In a two-part opinion, the 9th Circuit held that a plain reading of Blue Shield’s policy easily demonstrated that residential care facilities, such as Castlewood, were not covered under Harlick’s policy. However, by way of the Mental Health Parity Act, Blue Shield could not exclude the facility from coverage as a matter of law if the treatment provided was medically necessary. The court concluded that Harlick’s residential care was medically necessary because Blue Shield never disputed that Harlick’s treatment at the facility was not medically necessary. Rather, it simply argued that Harlick’s policy expressly prohibited coverage of any treatment at a residential care facility.

Moreover, pursuant to the Act’s legislative history, one of the primary reasons for its enactment was that “most private health insurance policies provided coverage for mental illnesses at levels far below coverage for other physical illnesses” and that the “lack of coverage resulted in inadequate treatment of mental illnesses causing relapse and untold suffering for people with treatable mental illnesses as well as increases in homelessness, increases in crime and significant demands on the state budget.”

While the Harlick opinion is considered to be a major victory for persons who suffer from eating disorders, its scope reaches far beyond anorexia nervosa.

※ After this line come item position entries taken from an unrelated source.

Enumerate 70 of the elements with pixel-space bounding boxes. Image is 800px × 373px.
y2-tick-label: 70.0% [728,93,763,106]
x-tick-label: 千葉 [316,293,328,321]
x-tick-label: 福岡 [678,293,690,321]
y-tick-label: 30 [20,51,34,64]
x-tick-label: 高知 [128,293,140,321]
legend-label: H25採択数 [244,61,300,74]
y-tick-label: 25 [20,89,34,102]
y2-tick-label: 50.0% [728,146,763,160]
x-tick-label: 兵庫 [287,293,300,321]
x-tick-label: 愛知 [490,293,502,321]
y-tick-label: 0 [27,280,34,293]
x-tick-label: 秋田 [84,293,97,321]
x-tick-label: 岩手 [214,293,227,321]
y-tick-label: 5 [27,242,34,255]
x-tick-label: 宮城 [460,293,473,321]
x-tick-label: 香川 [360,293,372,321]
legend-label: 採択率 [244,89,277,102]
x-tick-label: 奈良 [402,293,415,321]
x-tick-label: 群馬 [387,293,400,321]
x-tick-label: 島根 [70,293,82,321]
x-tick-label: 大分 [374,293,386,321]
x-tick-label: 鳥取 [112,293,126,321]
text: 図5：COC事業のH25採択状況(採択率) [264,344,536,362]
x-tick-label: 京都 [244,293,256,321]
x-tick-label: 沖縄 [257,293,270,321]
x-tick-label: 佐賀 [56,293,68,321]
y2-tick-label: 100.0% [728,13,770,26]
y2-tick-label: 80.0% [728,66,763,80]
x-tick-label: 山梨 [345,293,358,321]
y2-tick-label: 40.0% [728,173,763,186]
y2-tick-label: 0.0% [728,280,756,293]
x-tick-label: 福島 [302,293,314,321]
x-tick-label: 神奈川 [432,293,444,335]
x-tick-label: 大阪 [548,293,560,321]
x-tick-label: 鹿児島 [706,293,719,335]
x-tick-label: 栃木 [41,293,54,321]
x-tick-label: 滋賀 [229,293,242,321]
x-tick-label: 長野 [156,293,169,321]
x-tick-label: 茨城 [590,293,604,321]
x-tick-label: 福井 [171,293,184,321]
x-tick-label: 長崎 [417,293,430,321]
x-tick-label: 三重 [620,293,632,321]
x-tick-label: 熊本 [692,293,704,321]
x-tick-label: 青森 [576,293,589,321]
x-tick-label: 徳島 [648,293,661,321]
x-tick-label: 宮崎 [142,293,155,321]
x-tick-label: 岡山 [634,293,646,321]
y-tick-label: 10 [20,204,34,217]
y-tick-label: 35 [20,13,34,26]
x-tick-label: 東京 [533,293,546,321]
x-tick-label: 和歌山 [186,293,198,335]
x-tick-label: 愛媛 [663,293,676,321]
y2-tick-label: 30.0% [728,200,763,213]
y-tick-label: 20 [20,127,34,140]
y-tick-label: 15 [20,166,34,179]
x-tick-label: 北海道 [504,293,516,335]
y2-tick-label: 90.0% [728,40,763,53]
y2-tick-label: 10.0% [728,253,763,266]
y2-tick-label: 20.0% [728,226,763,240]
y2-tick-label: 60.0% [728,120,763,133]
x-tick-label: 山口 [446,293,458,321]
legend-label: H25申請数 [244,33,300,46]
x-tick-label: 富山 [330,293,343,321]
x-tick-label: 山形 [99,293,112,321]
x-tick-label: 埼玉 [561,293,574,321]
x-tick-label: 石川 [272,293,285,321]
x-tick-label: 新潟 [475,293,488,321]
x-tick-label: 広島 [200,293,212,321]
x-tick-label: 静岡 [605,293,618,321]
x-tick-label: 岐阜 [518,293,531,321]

What is more, the court observed that sub-section (b) contains the language: “including, but not limited to,” which makes it clear that the list of nine mental illnesses was intended to be illustrative and not exhaustive.

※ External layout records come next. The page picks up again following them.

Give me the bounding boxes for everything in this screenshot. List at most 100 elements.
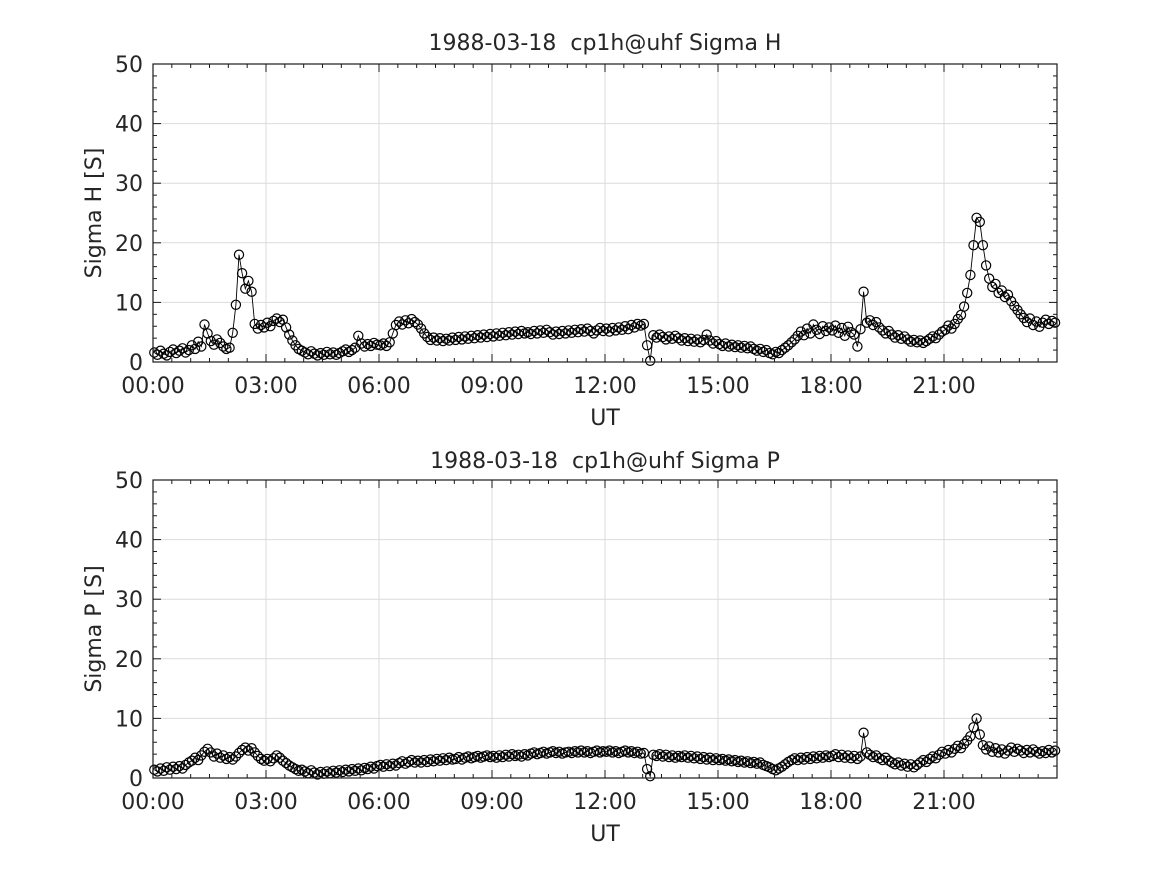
data-point xyxy=(773,347,785,359)
data-point xyxy=(1040,747,1051,759)
data-point xyxy=(739,340,750,352)
data-point xyxy=(817,752,829,763)
data-point xyxy=(980,260,992,271)
data-point xyxy=(849,750,860,762)
chart-title: 1988-03-18 cp1h@uhf Sigma H xyxy=(429,31,782,56)
data-point xyxy=(698,334,709,346)
data-point xyxy=(189,752,201,763)
data-point xyxy=(462,333,474,344)
data-point xyxy=(726,339,738,350)
data-point xyxy=(384,337,395,348)
data-point xyxy=(679,333,690,344)
data-point xyxy=(230,751,242,762)
data-point xyxy=(196,750,207,761)
data-point xyxy=(422,756,433,768)
x-tick-label: 06:00 xyxy=(347,374,410,399)
data-point xyxy=(196,341,207,352)
data-point xyxy=(845,327,857,338)
data-point xyxy=(899,758,910,769)
data-point xyxy=(717,753,728,765)
data-point xyxy=(893,330,904,341)
data-point xyxy=(987,746,998,758)
data-point xyxy=(566,327,577,338)
data-point xyxy=(971,713,982,724)
x-tick-label: 09:00 xyxy=(460,374,523,399)
x-tick-label: 00:00 xyxy=(121,790,184,815)
data-point xyxy=(852,341,863,352)
data-series xyxy=(149,713,1061,782)
y-tick-label: 30 xyxy=(115,588,143,613)
data-point xyxy=(321,346,333,358)
data-point xyxy=(406,754,417,766)
data-point xyxy=(758,346,769,358)
data-point xyxy=(214,337,226,349)
x-tick-label: 00:00 xyxy=(121,374,184,399)
data-point xyxy=(908,334,920,346)
data-point xyxy=(858,286,869,297)
data-point xyxy=(798,754,810,765)
data-point xyxy=(199,746,210,758)
data-point xyxy=(202,743,213,755)
data-point xyxy=(246,286,257,297)
tick-labels: 00:00 03:00 06:00 09:00 12:00 15:00 18:00 21:00… xyxy=(115,53,976,399)
data-point xyxy=(943,320,954,331)
data-point xyxy=(701,329,712,340)
data-point xyxy=(626,746,637,757)
data-point xyxy=(704,752,716,763)
data-point xyxy=(560,328,571,339)
data-point xyxy=(707,338,719,349)
data-point xyxy=(290,340,301,351)
data-point xyxy=(783,340,794,351)
data-point xyxy=(419,328,430,339)
data-point xyxy=(406,313,417,325)
data-point xyxy=(274,752,285,763)
data-point xyxy=(547,746,559,757)
data-point xyxy=(902,334,913,345)
data-point xyxy=(415,757,427,768)
data-point xyxy=(754,757,766,768)
data-point xyxy=(525,328,537,340)
data-point xyxy=(723,754,734,765)
data-point xyxy=(852,753,863,765)
data-point xyxy=(240,742,251,753)
data-point xyxy=(255,753,267,765)
y-tick-label: 50 xyxy=(115,469,143,494)
data-point xyxy=(271,750,282,761)
data-point xyxy=(218,341,229,352)
data-point xyxy=(918,754,929,766)
data-point xyxy=(805,753,816,765)
data-point xyxy=(732,340,744,351)
chart-title: 1988-03-18 cp1h@uhf Sigma P xyxy=(430,449,780,474)
data-point xyxy=(384,760,395,772)
data-point xyxy=(149,347,160,358)
data-point xyxy=(211,334,223,345)
x-tick-label: 12:00 xyxy=(573,790,636,815)
y-tick-label: 20 xyxy=(115,232,143,257)
data-point xyxy=(378,761,389,772)
data-point xyxy=(660,334,672,345)
data-point xyxy=(503,327,515,338)
y-tick-label: 0 xyxy=(129,767,143,792)
data-point xyxy=(475,332,486,343)
data-point xyxy=(645,771,656,782)
data-point xyxy=(516,325,527,337)
data-point xyxy=(236,744,248,756)
data-point xyxy=(874,322,885,333)
data-point xyxy=(312,350,323,361)
data-point xyxy=(284,329,295,340)
data-point xyxy=(274,316,285,328)
data-point xyxy=(654,749,665,760)
data-point xyxy=(842,321,854,332)
data-point xyxy=(770,765,782,776)
data-point xyxy=(287,762,298,773)
data-point xyxy=(1015,309,1026,320)
y-tick-label: 30 xyxy=(115,172,143,197)
data-point xyxy=(478,329,489,340)
data-point xyxy=(867,319,879,331)
data-point xyxy=(748,756,760,768)
data-point xyxy=(409,316,420,328)
data-point xyxy=(262,753,273,765)
data-point xyxy=(820,325,832,337)
data-point xyxy=(243,745,254,756)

The court’s ruling that the Mental Health Parity Act requires an insurer to provide all medically necessary treatment for eating disorders including residential treatment, even if its insurance policy specifically excludes such treatment, is undoubtedly a landmark ruling for insureds. When taken together with other recently enacted health care reforms, it is clear that in this 21st century, health care insurance companies have yet again taken another sharp blow.

It remains unclear what impact the decision will have on California’s 3.4 million policyholders. In the interim, Blue Shield has announced it will file an appeal with the U.S. Supreme Court. Considering that the 9th Circuit is one of the most frequently reversed circuits, it will be interesting to see if the high court grants certiorari.